Steven Lee Olsen performing his composition, Make Hay While The Sun Shines.
British Gazette readers will be familiar with the saying, Make hay while the sun shines. It means to take advantage of a situation which will change. Historically it meant that if one’s crop was ripe and ready to be harvested and the sun was shining, or at least it was not raining, then the thing to do was to harvest the said crop and not leave it in the field for another day and to risk having the weather change and to rain that day!
Now in the case of a field with a crop, whether or not the sun shines or it rains is decided by the Almighty. This of course is NOT the case with Brexit!
Ever since the referendum was called there has been something, the absence of which has been noted and commented upon by Doctor Richard North, Mr Christopher Booker, this organ and others. That is the lack of a practical Brexit strategy. This is because apart from the aforementioned, a practical plan has not been presented to the British People!
Furthermore, the majority of the press – including the BBC – have indulged in a peculiar form of collective stupidity and have continually failed to take to task those politicians and political activists and commentators who have been shovelling out the bullshit!
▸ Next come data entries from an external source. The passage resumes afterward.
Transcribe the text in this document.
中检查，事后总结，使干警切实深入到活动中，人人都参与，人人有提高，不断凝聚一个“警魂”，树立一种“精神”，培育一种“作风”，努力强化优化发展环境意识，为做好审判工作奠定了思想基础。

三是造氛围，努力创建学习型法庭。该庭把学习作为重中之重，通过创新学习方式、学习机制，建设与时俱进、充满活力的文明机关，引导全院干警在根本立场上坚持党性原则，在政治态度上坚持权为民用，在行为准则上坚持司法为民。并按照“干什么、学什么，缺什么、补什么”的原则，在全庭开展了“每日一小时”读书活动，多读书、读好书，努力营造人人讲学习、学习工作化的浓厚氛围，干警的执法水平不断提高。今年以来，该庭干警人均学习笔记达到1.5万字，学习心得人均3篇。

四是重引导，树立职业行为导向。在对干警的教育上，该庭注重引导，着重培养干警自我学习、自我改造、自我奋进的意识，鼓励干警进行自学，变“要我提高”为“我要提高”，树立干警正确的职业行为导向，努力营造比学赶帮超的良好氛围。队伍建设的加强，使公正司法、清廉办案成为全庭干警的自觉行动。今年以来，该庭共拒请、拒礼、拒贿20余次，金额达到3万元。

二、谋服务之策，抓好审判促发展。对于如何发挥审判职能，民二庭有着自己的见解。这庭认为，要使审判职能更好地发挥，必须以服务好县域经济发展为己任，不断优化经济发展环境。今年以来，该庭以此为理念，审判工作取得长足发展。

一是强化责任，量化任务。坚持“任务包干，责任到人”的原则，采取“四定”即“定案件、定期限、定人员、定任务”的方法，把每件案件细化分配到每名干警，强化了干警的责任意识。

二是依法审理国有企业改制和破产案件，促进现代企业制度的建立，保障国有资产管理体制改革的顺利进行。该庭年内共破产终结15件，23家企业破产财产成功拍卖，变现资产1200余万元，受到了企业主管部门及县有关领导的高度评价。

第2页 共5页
The British Gazette has repeatedly asked the question: Why?
We cannot provide an answer. However we can speculate upon an outcome:
The European Council meeting held in Brussels on 28th/29th June may well, “kick the Brexit can down the road.” If this happens, the European Council meeting held in Brussels on Thursday 18th October may well be very different.
The EU 27 MIGHT make the following statement or something along these lines:
“Despite progress, there has been no agreement reached between the European Union and the United Kingdom on Brexit. Agreement had to be reached by this time in order for a ratification process to be pursued by the European Union’s 27 member states and the United Kingdom. As a result it appears inevitable that the United Kingdom will leave the European Union without a deal.”
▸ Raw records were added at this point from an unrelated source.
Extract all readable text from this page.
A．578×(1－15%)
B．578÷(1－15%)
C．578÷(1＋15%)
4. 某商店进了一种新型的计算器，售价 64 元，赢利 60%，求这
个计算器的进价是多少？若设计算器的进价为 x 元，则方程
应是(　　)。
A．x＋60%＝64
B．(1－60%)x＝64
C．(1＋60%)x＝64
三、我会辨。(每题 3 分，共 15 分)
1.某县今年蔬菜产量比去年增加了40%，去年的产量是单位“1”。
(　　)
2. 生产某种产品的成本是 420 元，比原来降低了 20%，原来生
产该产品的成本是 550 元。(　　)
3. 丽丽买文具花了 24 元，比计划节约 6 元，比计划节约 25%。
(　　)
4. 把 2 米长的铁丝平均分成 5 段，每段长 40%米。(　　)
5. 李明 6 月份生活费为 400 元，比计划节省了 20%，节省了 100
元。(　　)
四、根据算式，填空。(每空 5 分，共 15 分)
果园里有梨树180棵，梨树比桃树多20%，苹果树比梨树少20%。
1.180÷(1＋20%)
IF such a statement is made on the steps of the EU HQ, certain things WILL happen.
#1: The value of Sterling will CRASH on the international currency markets.
#2: The UK’s credit rating, currently Aa2 will be downgraded possibly down to the the level of The Congo’s: CCC+
#3: The London Stock Exchange will CRASH.
#4: The Bank of England will increase interest rates MASSIVELY in an attempt to give some value to Sterling.
#5: The cost to the taxpayer of servicing the UK’s debt will increase MASSIVELY.
These five things will happen VERY QUICKLY after Thursady 18th October 2018.
Madame Mayhem will have TWO choices. They will be:
#1: Acquiesce and let “politics take their course” and face a vote of No Confidence, a General Election and certain electoral defeat for the Tories.
#2: Engineer a delay to her appointment on the scaffold with the hangman and allow Parliament a free (non-whipped) vote for a second referendum on Brexit. This would be contained in a Bill that would bring about a BINDING referendum which if the decision was to Remain, would repeal the Article 50 Act and all subsequent and associated Brexit legislation.
Were #2 to take place and were the British electorate to vote to Remain (in the EU) it is inconceivable that the European Court of Justice would not confirm that Article 50 could and would be reversed.
This is because as EVERY member of UKIP knows and is something that the British Gazette has repeatedly pointed out the so-called “European Court of Justice” is misnamed as whilst it is “European” it is NOT a court and does NOT dispense justice! It is a committee and it dispenses political decisions!
Of course, there are going to be a LOT of rich people who will take the opportunity of the slump in the value of Sterling and FTSE quoted shares to buy at “fire sale” prices, wait for the British People to vote to Remain in the EU, see the ECJ allow Article 50 to be REVERSED and see a huge increase in the value of their assets!